Pada hari pertama MPLS Ramah, peserta mendapatkan dua materi utama yang menjadi pondasi dalam menjalani kehidupan di lingkungan sekolah, yaitu Al-Islam dan Kemuhammadiyahan (AIK) serta Pencegahan Bullying.
Materi AIK diberikan untuk memperkuat pemahaman siswa terhadap nilai-nilai keislaman dan kemuhammadiyahan yang menjadi identitas SMK Mutu Go sebagai sekolah di bawah naungan Muhammadiyah. Peserta diajak memahami pentingnya akhlak mulia, semangat beribadah, sikap toleransi, serta nilai-nilai amar ma'ruf nahi munkar yang harus diterapkan dalam kehidupan sehari-hari, baik di sekolah maupun di masyarakat.

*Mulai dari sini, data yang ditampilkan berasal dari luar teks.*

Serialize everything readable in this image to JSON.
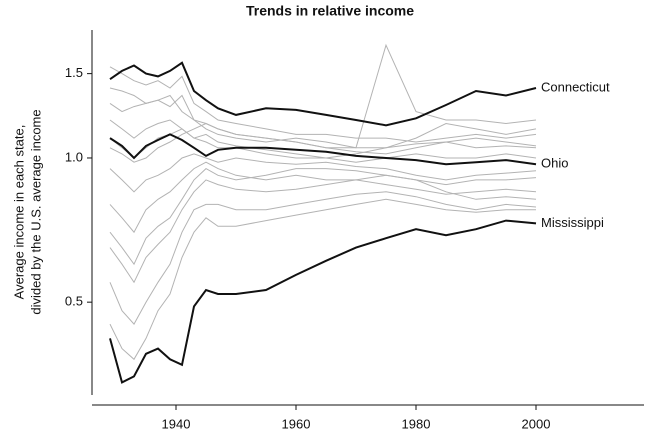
{
  "chart_data": {
    "type": "line",
    "title": "Trends in relative income",
    "ylabel": [
      "Average income in each state,",
      "divided by the U.S. average income"
    ],
    "x": [
      1929,
      1931,
      1933,
      1935,
      1937,
      1939,
      1941,
      1943,
      1945,
      1947,
      1950,
      1955,
      1960,
      1965,
      1970,
      1975,
      1980,
      1985,
      1990,
      1995,
      2000
    ],
    "xlim": [
      1926,
      2018
    ],
    "xticks": [
      1940,
      1960,
      1980,
      2000
    ],
    "ylim": [
      0.32,
      1.85
    ],
    "yticks": [
      0.5,
      {
        "value": 1,
        "label": "1.0"
      },
      1.5
    ],
    "yscale": "log",
    "grid": false,
    "legend": "line-end",
    "series": [
      {
        "color": "#b3b3b3",
        "values": [
          1.55,
          1.5,
          1.45,
          1.42,
          1.45,
          1.4,
          1.48,
          1.3,
          1.25,
          1.2,
          1.18,
          1.15,
          1.12,
          1.12,
          1.1,
          1.1,
          1.08,
          1.1,
          1.12,
          1.1,
          1.12
        ]
      },
      {
        "color": "#b3b3b3",
        "values": [
          1.3,
          1.25,
          1.28,
          1.3,
          1.32,
          1.35,
          1.25,
          1.2,
          1.15,
          1.12,
          1.1,
          1.08,
          1.1,
          1.08,
          1.05,
          1.05,
          1.07,
          1.08,
          1.05,
          1.06,
          1.05
        ]
      },
      {
        "color": "#b3b3b3",
        "values": [
          1.2,
          1.15,
          1.1,
          1.15,
          1.18,
          1.2,
          1.15,
          1.1,
          1.08,
          1.05,
          1.05,
          1.02,
          1.0,
          1.0,
          1.02,
          1.05,
          1.1,
          1.18,
          1.15,
          1.12,
          1.15
        ]
      },
      {
        "color": "#b3b3b3",
        "values": [
          0.95,
          0.9,
          0.85,
          0.9,
          0.92,
          0.95,
          1.0,
          1.02,
          1.0,
          0.98,
          1.0,
          0.98,
          0.97,
          0.98,
          0.96,
          0.95,
          0.92,
          0.9,
          0.92,
          0.93,
          0.94
        ]
      },
      {
        "color": "#b3b3b3",
        "values": [
          0.8,
          0.75,
          0.7,
          0.78,
          0.82,
          0.85,
          0.9,
          0.95,
          0.98,
          0.95,
          0.92,
          0.9,
          0.92,
          0.9,
          0.9,
          0.88,
          0.86,
          0.84,
          0.85,
          0.86,
          0.85
        ]
      },
      {
        "color": "#b3b3b3",
        "values": [
          0.65,
          0.6,
          0.55,
          0.62,
          0.66,
          0.7,
          0.78,
          0.85,
          0.9,
          0.88,
          0.86,
          0.85,
          0.86,
          0.88,
          0.9,
          0.92,
          0.9,
          0.85,
          0.82,
          0.83,
          0.82
        ]
      },
      {
        "color": "#b3b3b3",
        "values": [
          0.55,
          0.48,
          0.45,
          0.5,
          0.55,
          0.6,
          0.7,
          0.78,
          0.8,
          0.8,
          0.78,
          0.78,
          0.8,
          0.82,
          0.84,
          0.85,
          0.83,
          0.8,
          0.78,
          0.8,
          0.79
        ]
      },
      {
        "color": "#b3b3b3",
        "values": [
          1.05,
          1.02,
          0.98,
          1.0,
          1.05,
          1.08,
          1.12,
          1.15,
          1.18,
          1.15,
          1.12,
          1.1,
          1.08,
          1.05,
          1.03,
          1.02,
          1.05,
          1.08,
          1.1,
          1.08,
          1.06
        ]
      },
      {
        "color": "#b3b3b3",
        "values": [
          0.45,
          0.4,
          0.38,
          0.42,
          0.48,
          0.52,
          0.62,
          0.7,
          0.75,
          0.72,
          0.72,
          0.74,
          0.76,
          0.78,
          0.8,
          0.82,
          0.8,
          0.78,
          0.77,
          0.78,
          0.78
        ]
      },
      {
        "color": "#b3b3b3",
        "values": [
          1.4,
          1.38,
          1.35,
          1.3,
          1.32,
          1.28,
          1.35,
          1.2,
          1.18,
          1.15,
          1.12,
          1.1,
          1.08,
          1.05,
          1.05,
          1.72,
          1.25,
          1.2,
          1.2,
          1.18,
          1.2
        ]
      },
      {
        "color": "#b3b3b3",
        "values": [
          0.7,
          0.65,
          0.6,
          0.68,
          0.72,
          0.75,
          0.82,
          0.9,
          0.95,
          0.92,
          0.9,
          0.92,
          0.95,
          0.95,
          0.94,
          0.92,
          0.9,
          0.88,
          0.9,
          0.9,
          0.91
        ]
      },
      {
        "color": "#b3b3b3",
        "values": [
          1.1,
          1.05,
          1.0,
          1.05,
          1.1,
          1.12,
          1.15,
          1.1,
          1.12,
          1.08,
          1.06,
          1.04,
          1.02,
          1.0,
          0.98,
          1.0,
          1.02,
          1.0,
          1.0,
          1.02,
          1.0
        ]
      },
      {
        "name": "Connecticut",
        "color": "#111111",
        "values": [
          1.46,
          1.52,
          1.56,
          1.5,
          1.48,
          1.52,
          1.58,
          1.38,
          1.32,
          1.27,
          1.23,
          1.27,
          1.26,
          1.23,
          1.2,
          1.17,
          1.21,
          1.29,
          1.38,
          1.35,
          1.4
        ]
      },
      {
        "name": "Ohio",
        "color": "#111111",
        "values": [
          1.1,
          1.06,
          1.0,
          1.06,
          1.09,
          1.12,
          1.09,
          1.05,
          1.01,
          1.04,
          1.05,
          1.05,
          1.04,
          1.03,
          1.01,
          1.0,
          0.99,
          0.97,
          0.98,
          0.99,
          0.97
        ]
      },
      {
        "name": "Mississippi",
        "color": "#111111",
        "values": [
          0.42,
          0.34,
          0.35,
          0.39,
          0.4,
          0.38,
          0.37,
          0.49,
          0.53,
          0.52,
          0.52,
          0.53,
          0.57,
          0.61,
          0.65,
          0.68,
          0.71,
          0.69,
          0.71,
          0.74,
          0.73
        ]
      }
    ]
  }
}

Sementara itu, materi pencegahan bullying bertujuan membangun lingkungan sekolah yang aman, nyaman, dan bebas dari segala bentuk perundungan. Peserta diberikan pemahaman mengenai jenis-jenis bullying, dampak yang ditimbulkan bagi korban maupun pelaku, serta cara mencegah dan melaporkan tindakan perundungan. Melalui materi ini, siswa diajak untuk saling menghargai, menghormati perbedaan, serta membangun budaya saling peduli dan mendukung satu sama lain.
Suasana pembelajaran berlangsung interaktif dengan berbagai sesi diskusi dan tanya jawab yang melibatkan peserta didik secara aktif. Antusiasme siswa terlihat dari semangat mereka dalam mengikuti setiap materi yang disampaikan oleh narasumber.
Melalui kegiatan MPLS Ramah hari pertama ini, SMK Mutu Go berharap seluruh peserta didik baru mampu beradaptasi dengan lingkungan sekolah serta mengimplementasikan nilai-nilai Generasi STAR (Sinergis, Terampil, Adaptif, Religius) dalam kehidupan sehari-hari. Dengan bekal tersebut, siswa diharapkan tumbuh menjadi pribadi yang berkarakter, berprestasi, dan mampu menciptakan lingkungan belajar yang harmonis serta penuh semangat kebersamaan.